In the present study, dietary incorporation of unfermented or SSF-DDGS modulates the activity of the digestive enzymes, increasing the trypsin, chymotrypsin, and amylase activity. The reference diet was formulated to be devoid of indigestible carbohydrates, while DDGS and SSF-DDGS diets are rich in insoluble NSP. Therefore, the positive impact of dietary inclusion of DDGS and SSF-DDGS on digestive enzyme activity may be due to the presence of more accessible NSP and the presence of lignocellulolytic enzymes. In line with the present results, in European seabass and meagre, replacing 30% of the diet with DDGS increased amylase and lipase activity, while protease activity was unaffected [76]. However, for turbot, the dietary replacement of fishmeal with DDGS reduced amylase and lipase activities but did not affect protease activity [28]. Moreover, previous studies reported a negative impact of dietary soluble NSP but not insoluble NSP on digestive enzyme activities in fish [81,82].
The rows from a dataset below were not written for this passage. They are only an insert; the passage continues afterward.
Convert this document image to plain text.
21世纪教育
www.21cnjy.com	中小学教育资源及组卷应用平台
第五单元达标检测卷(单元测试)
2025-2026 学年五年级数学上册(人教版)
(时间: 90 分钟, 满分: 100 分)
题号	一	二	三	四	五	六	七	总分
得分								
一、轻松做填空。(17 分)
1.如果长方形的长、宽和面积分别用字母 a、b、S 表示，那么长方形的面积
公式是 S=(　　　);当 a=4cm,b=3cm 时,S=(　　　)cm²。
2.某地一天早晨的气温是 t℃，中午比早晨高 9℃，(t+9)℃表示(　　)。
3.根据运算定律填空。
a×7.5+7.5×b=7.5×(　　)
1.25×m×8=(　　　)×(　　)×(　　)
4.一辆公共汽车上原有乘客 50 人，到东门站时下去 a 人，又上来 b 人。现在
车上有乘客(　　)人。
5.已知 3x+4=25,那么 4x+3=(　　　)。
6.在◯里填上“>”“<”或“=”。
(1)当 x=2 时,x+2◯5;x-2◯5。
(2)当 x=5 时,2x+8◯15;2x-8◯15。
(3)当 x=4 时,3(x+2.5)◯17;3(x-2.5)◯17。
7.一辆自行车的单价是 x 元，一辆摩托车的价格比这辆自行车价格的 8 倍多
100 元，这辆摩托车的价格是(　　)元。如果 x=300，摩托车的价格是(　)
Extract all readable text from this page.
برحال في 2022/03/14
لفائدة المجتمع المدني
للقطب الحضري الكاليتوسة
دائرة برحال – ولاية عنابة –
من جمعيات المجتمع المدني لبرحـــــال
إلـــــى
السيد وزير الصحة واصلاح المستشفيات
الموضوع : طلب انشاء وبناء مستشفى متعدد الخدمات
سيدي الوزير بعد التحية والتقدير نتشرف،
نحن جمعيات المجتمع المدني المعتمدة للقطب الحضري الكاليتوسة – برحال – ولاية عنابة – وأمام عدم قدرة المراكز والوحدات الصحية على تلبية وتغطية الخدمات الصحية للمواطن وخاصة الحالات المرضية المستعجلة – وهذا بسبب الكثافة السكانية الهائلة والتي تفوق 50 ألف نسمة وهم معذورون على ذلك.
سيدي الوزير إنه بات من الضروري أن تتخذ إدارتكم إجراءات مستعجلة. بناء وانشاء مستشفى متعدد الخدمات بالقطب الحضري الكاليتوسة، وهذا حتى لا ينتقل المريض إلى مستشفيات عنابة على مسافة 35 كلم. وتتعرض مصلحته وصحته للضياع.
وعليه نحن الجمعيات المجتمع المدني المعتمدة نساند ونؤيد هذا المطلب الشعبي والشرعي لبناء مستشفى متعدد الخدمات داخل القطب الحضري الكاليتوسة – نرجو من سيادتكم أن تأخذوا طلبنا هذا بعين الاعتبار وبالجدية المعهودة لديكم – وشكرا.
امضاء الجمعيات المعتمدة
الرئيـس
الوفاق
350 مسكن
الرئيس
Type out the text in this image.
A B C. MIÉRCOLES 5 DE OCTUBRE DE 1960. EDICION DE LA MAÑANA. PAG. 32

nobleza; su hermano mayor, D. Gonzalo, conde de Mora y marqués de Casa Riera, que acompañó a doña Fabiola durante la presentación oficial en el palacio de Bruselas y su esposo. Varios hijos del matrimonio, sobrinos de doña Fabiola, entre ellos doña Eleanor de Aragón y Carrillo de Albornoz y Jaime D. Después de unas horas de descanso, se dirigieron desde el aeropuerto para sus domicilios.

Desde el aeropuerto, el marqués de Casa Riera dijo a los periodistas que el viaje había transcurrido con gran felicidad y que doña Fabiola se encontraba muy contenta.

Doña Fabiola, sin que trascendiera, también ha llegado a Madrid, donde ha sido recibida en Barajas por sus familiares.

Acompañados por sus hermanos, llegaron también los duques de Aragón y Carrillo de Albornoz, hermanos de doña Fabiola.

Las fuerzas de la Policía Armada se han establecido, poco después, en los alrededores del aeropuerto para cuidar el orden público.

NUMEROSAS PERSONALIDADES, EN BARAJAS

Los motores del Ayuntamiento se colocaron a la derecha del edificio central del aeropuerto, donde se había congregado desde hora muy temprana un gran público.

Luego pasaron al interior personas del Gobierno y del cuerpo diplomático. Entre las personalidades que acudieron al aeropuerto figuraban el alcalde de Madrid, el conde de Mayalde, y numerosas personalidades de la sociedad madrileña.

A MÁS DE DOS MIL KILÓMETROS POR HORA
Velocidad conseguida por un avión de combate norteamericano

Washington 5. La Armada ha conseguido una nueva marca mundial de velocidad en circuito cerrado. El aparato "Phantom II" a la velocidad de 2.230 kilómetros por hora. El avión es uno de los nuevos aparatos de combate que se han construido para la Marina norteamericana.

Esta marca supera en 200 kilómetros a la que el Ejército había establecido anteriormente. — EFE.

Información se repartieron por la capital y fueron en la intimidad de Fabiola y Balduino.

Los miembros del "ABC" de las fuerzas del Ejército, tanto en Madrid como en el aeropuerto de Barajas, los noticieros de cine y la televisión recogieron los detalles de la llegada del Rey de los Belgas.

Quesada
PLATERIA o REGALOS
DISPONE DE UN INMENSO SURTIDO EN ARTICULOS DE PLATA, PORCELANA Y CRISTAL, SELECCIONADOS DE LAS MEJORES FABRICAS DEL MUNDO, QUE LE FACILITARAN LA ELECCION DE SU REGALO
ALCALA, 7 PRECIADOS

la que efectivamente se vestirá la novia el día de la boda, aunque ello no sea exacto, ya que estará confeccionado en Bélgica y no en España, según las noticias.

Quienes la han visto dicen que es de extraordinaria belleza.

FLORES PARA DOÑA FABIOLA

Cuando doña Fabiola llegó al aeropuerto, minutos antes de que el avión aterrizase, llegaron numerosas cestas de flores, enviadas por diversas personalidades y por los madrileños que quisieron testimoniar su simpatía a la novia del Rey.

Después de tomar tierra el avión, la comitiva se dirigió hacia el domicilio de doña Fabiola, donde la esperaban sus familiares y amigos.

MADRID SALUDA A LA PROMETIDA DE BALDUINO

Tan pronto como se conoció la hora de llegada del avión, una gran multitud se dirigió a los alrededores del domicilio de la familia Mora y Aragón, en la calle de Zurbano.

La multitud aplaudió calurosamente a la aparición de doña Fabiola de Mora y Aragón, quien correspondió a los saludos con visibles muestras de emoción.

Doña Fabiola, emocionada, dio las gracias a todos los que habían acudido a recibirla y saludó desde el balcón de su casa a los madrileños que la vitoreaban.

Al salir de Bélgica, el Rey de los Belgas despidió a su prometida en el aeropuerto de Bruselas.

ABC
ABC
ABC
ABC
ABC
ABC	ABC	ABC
Studies on the effects of dietary supplementation with enzymes on fish digestive endogenous enzyme production are still scarce, and the results are divergent [79]. For example, carbohydrase complex dietary supplementation did not affect protease, lipase, and amylase activity in seabass [83], but in white seabream increased the amylase activity [84]. Diet supplementation with a β-glucanase and xylanase complex increased amylase and protease activities in Nile tilapia [85], while a commercial carbohydrase complex increased amylase but not protease and lipase activity in hybrid tilapia [86]. In Jian carp, Cyprinus carpio var. Jian, xylanase dietary supplementation increased trypsin, chymotrypsin, amylase, and lipase activity [87], while in rohu, Labeo rohita, and grass carp, Ctenopharyngodon idellus, cellulase dietary supplementation increased protease, amylase, and lipase activity [88,89]. Dietary supplementation with a commercial protease increased endogenous protease activity in the anterior intestine of crucian carp, Carassius auratus [90]. For DDGS-based diets, carbohydrate supplementation increased lipase activity in turbot juveniles [31].

5. Conclusions

SSF is a cost-effective and biological treatment that effectively improves DDGS nutritional value, reduces NSP content, and increases protein and phenolics content, along with enriching lignocellulolytic enzymes. In this work, Aspergillus ibericus resulted in a higher protein increase, NSP reduction, and considerable lignocellulolytic enzyme production. Dietary incorporation of SSF-DDGS significantly increased protein, lipid, starch, and energy digestibility compared to in fish fed the unfermented DDGS-based diet. Overall, it was observed that nutrient digestibility increased with SSF-DDGS compared to with the unfermented DDGS, which may allow higher dietary inclusion levels in the diets of carnivorous fish such as European seabass.